I think those residents of the Normandy village of Ver-sur-Mer who are objecting to a proposed memorial to the 22,442 British soldiers who died during the battles that followed the D-Day landings, have a point. An artist’s drawing of the memorial shows a long wall, presumably to accommodate names, surrounded by landscaped parkland. The present vista is of a large pristine meadow sloping gently down to the English Channel.
Actually the protesting villagers have two points. The first is that the memorial, to be built on a 47-acre site overlooking a stretch of shoreline designated during the 1944 invasion as Gold Beach, would impede their view of the sea.

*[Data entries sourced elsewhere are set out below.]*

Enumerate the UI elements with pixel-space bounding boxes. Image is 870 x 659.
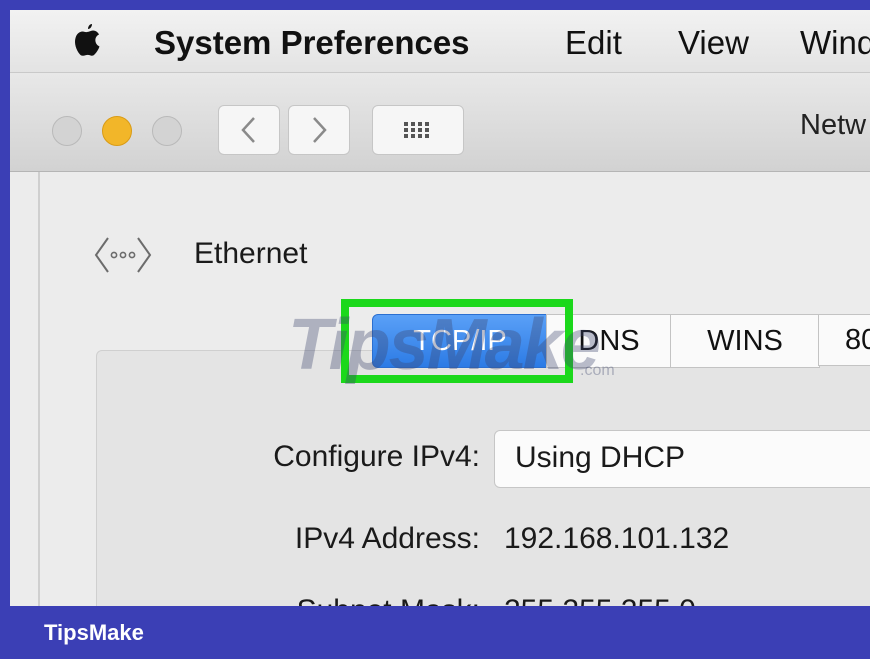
service-name: Ethernet: [194, 237, 308, 270]
grid-icon: [404, 122, 429, 138]
ethernet-icon: [94, 237, 152, 273]
apple-icon[interactable]: [72, 22, 102, 58]
ipv4-address-value: 192.168.101.132: [504, 522, 730, 555]
configure-ipv4-select[interactable]: Using DHCP: [494, 430, 870, 488]
brand-bar: TipsMake: [0, 606, 870, 659]
zoom-button[interactable]: [152, 116, 182, 146]
brand-logo-text: TipsMake: [44, 620, 144, 645]
subnet-mask-value: 255.255.255.0: [504, 594, 696, 606]
configure-ipv4-value: Using DHCP: [515, 441, 686, 474]
tab-wins[interactable]: WINS: [670, 314, 820, 368]
configure-ipv4-label: Configure IPv4:: [273, 440, 480, 473]
tab-8021x[interactable]: 80: [818, 314, 870, 366]
minimize-button[interactable]: [102, 116, 132, 146]
watermark-suffix: .com: [580, 362, 615, 379]
image-frame: System Preferences Edit View Wind Netw E…: [0, 0, 870, 659]
menu-item-window[interactable]: Wind: [800, 24, 870, 62]
menu-bar: System Preferences Edit View Wind: [10, 10, 870, 73]
forward-button[interactable]: [288, 105, 350, 155]
window-toolbar: Netw: [10, 73, 870, 172]
chevron-right-icon: [313, 117, 327, 143]
back-button[interactable]: [218, 105, 280, 155]
chevron-left-icon: [241, 117, 255, 143]
subnet-mask-label: Subnet Mask:: [210, 594, 480, 606]
show-all-button[interactable]: [372, 105, 464, 155]
menu-item-edit[interactable]: Edit: [565, 24, 622, 62]
screen: System Preferences Edit View Wind Netw E…: [10, 10, 870, 606]
network-pane: Ethernet TCP/IP DNS WINS 80 TipsMake .co…: [38, 172, 870, 606]
window-title: Netw: [800, 109, 867, 141]
menu-item-view[interactable]: View: [678, 24, 749, 62]
watermark: TipsMake: [288, 305, 601, 385]
menu-app-name[interactable]: System Preferences: [154, 24, 470, 62]
close-button[interactable]: [52, 116, 82, 146]
ipv4-address-label: IPv4 Address:: [294, 522, 480, 555]
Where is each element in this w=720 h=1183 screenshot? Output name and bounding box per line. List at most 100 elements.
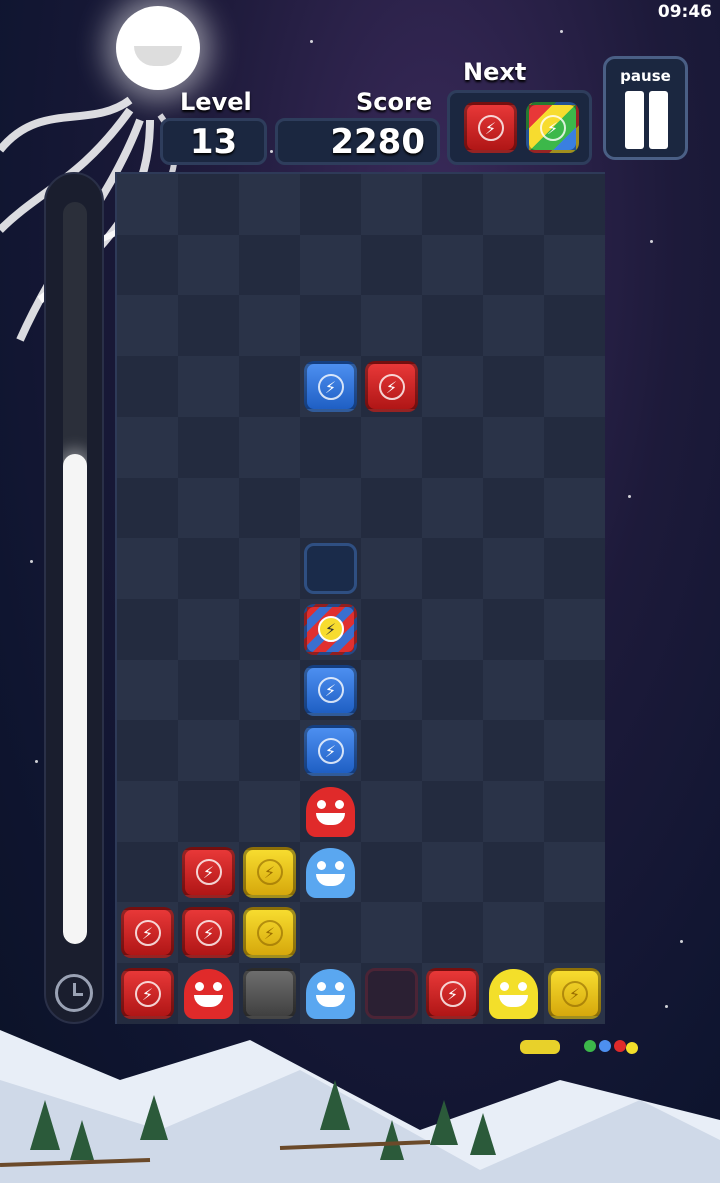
- board-cell[interactable]: [422, 234, 483, 296]
- board-cell[interactable]: [483, 416, 544, 478]
- board-cell[interactable]: [178, 538, 239, 600]
- board-cell[interactable]: [117, 659, 178, 721]
- board-cell[interactable]: [178, 356, 239, 418]
- board-cell[interactable]: [544, 477, 605, 539]
- board-cell[interactable]: [544, 234, 605, 296]
- board-cell[interactable]: [178, 720, 239, 782]
- board-cell[interactable]: [422, 477, 483, 539]
- board-cell[interactable]: [422, 659, 483, 721]
- board-cell[interactable]: [361, 781, 422, 842]
- board-cell[interactable]: [422, 416, 483, 478]
- board-cell[interactable]: [422, 781, 483, 842]
- board-cell[interactable]: [117, 477, 178, 539]
- board-cell[interactable]: [361, 902, 422, 964]
- board-cell[interactable]: [544, 720, 605, 782]
- board-cell[interactable]: [483, 841, 544, 903]
- board-cell[interactable]: [544, 781, 605, 842]
- board-cell[interactable]: [239, 477, 300, 539]
- piece-red-monster: [178, 963, 239, 1024]
- board-cell[interactable]: [117, 781, 178, 842]
- board-cell[interactable]: [483, 295, 544, 357]
- board-cell[interactable]: [361, 720, 422, 782]
- lightning-bolt-icon: ⚡: [134, 980, 161, 1007]
- board-cell[interactable]: [300, 416, 361, 478]
- board-cell[interactable]: [483, 902, 544, 964]
- board-cell[interactable]: [300, 174, 361, 235]
- board-cell[interactable]: [544, 356, 605, 418]
- board-cell[interactable]: [483, 234, 544, 296]
- board-cell[interactable]: [300, 477, 361, 539]
- board-cell[interactable]: [239, 659, 300, 721]
- board-cell[interactable]: [117, 720, 178, 782]
- board-cell[interactable]: [544, 902, 605, 964]
- board-cell[interactable]: [178, 416, 239, 478]
- board-cell[interactable]: [239, 234, 300, 296]
- board-cell[interactable]: [544, 416, 605, 478]
- board-cell[interactable]: [178, 659, 239, 721]
- board-cell[interactable]: [300, 295, 361, 357]
- board-cell[interactable]: [422, 902, 483, 964]
- board-cell[interactable]: [544, 295, 605, 357]
- board-cell[interactable]: [117, 538, 178, 600]
- board-cell[interactable]: [361, 598, 422, 660]
- board-cell[interactable]: [239, 295, 300, 357]
- board-cell[interactable]: [544, 659, 605, 721]
- board-cell[interactable]: [117, 295, 178, 357]
- board-cell[interactable]: [178, 477, 239, 539]
- board-cell[interactable]: [239, 416, 300, 478]
- board-cell[interactable]: [239, 720, 300, 782]
- pause-button[interactable]: pause: [603, 56, 688, 160]
- board-cell[interactable]: [422, 538, 483, 600]
- board-cell[interactable]: [117, 356, 178, 418]
- board-cell[interactable]: [178, 234, 239, 296]
- board-cell[interactable]: [422, 598, 483, 660]
- board-cell[interactable]: [361, 841, 422, 903]
- board-cell[interactable]: [483, 174, 544, 235]
- board-cell[interactable]: [544, 174, 605, 235]
- board-cell[interactable]: [178, 781, 239, 842]
- board-cell[interactable]: [422, 356, 483, 418]
- board-cell[interactable]: [178, 174, 239, 235]
- next-label: Next: [463, 58, 527, 86]
- next-piece-rainbow-gem: ⚡: [522, 97, 583, 158]
- board-cell[interactable]: [483, 477, 544, 539]
- board-cell[interactable]: [544, 841, 605, 903]
- board-cell[interactable]: [483, 538, 544, 600]
- board-cell[interactable]: [239, 174, 300, 235]
- board-cell[interactable]: [300, 234, 361, 296]
- board-cell[interactable]: [544, 598, 605, 660]
- board-cell[interactable]: [361, 416, 422, 478]
- board-cell[interactable]: [483, 598, 544, 660]
- board-cell[interactable]: [544, 538, 605, 600]
- board-cell[interactable]: [117, 841, 178, 903]
- board-cell[interactable]: [178, 598, 239, 660]
- game-board[interactable]: ⚡ ⚡ ⚡ ⚡ ⚡ ⚡ ⚡ ⚡ ⚡ ⚡ ⚡ ⚡ ⚡: [115, 172, 605, 1025]
- board-cell[interactable]: [117, 234, 178, 296]
- board-cell[interactable]: [483, 659, 544, 721]
- board-cell[interactable]: [361, 295, 422, 357]
- board-cell[interactable]: [178, 295, 239, 357]
- board-cell[interactable]: [361, 174, 422, 235]
- board-cell[interactable]: [422, 174, 483, 235]
- next-preview: ⚡ ⚡: [447, 90, 592, 165]
- board-cell[interactable]: [239, 356, 300, 418]
- board-cell[interactable]: [117, 416, 178, 478]
- board-cell[interactable]: [361, 538, 422, 600]
- board-cell[interactable]: [483, 356, 544, 418]
- board-cell[interactable]: [361, 659, 422, 721]
- board-cell[interactable]: [422, 295, 483, 357]
- board-cell[interactable]: [483, 720, 544, 782]
- board-cell[interactable]: [422, 841, 483, 903]
- board-cell[interactable]: [483, 781, 544, 842]
- board-cell[interactable]: [361, 234, 422, 296]
- board-cell[interactable]: [422, 720, 483, 782]
- board-cell[interactable]: [239, 598, 300, 660]
- piece-drop-target: [300, 538, 361, 599]
- board-cell[interactable]: [300, 902, 361, 964]
- board-cell[interactable]: [117, 174, 178, 235]
- board-cell[interactable]: [361, 477, 422, 539]
- board-cell[interactable]: [117, 598, 178, 660]
- lightning-bolt-icon: ⚡: [378, 373, 405, 400]
- board-cell[interactable]: [239, 781, 300, 842]
- board-cell[interactable]: [239, 538, 300, 600]
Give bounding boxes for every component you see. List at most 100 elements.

The second is that it would encourage tourists who, requiring parking, lavatories and all the other accoutrements that go with catering for large numbers of people, would spoil the character of the village. The mayor of the village disagrees, on the grounds that it would be not only a suitably appropriate commemoration to the sacrifice of Allied soldiers – and the first tribute on such a scale to pay tribute to British dead – and would also bring to the area much-need revenue.
My guess, to be perfectly cynical about it, is that commerce is proving to be a more compelling rationale than gratitude.
I would have thought the nearby Commonwealth war cemetery at Bayeux, a vast but strangely evocative plot containing thousands of graves – the white headstones arrayed in neat perfectly spaced rows stretching as far as the eye can see – a sufficiently impressive tribute. It is, like all the graveyards managed by the Commonwealth War Graves Commission, understated and beautifully tended. I would have thought fields of headstones – crosses in American cemeteries – a perfectly appropriate statement on the futility of war.
But that seems insufficient these days. Memorials, it seems, must be grand enough not only to reflect the enormity of the event but also to ‘make a statement’ that satisfies an increasingly shrill demand for recognition of the sacrifices of serving men and women. That is not to demean those sacrifices, merely to suggest that they be remembered more solemnly. Incidentally, my father landed in Normandy – on D-Day Plus-36 – and survived that and all his other wartime encounters, so I am not entirely unmoved by either enormity or sacrifice.
Farther along the coast, in the American sector, the cemetery above Omaha Beach is every bit as impressive and moving as Bayeux, but in my opinion has not been enhanced by the relatively recent addition of the huge museum-like visitor centre through which one must pass to reach it. Actually, I think it is a distraction, and a rather ugly one at that.
But Americans have always been more inclined than the British – in this as in other related matters – to have the biggest and the best. I might add that, in my experience, many Americans visiting the Omaha Beach memorial seem only vaguely aware that the British were even involved in the D-Day landings. On the two or three occasions I went to Bayeux I saw very few American visitors.
The British used to like it that way. As a British veteran of Normandy once put it to me, “The Americans like to crow, we Brits are content to mourn”. Unfair, perhaps, but not all that wide the mark. The Bayeux cemetery is not a popular tourist attraction; it is rather a place designed – like all CWGC sites, from both World Wars – to encourage quiet reflection.
Military veterans now nearing the end of their lives, and French residents of Normandy of a certain antiquity, may well disagree with me, but in matters of deaths and suffering, I prefer the understated to the spectacular, the quiet to the noisy.
I would have thought the war cemeteries by the sheer size of their silent populations convey any sentiment that anyone would wish to express about war, whether in remorse or anger.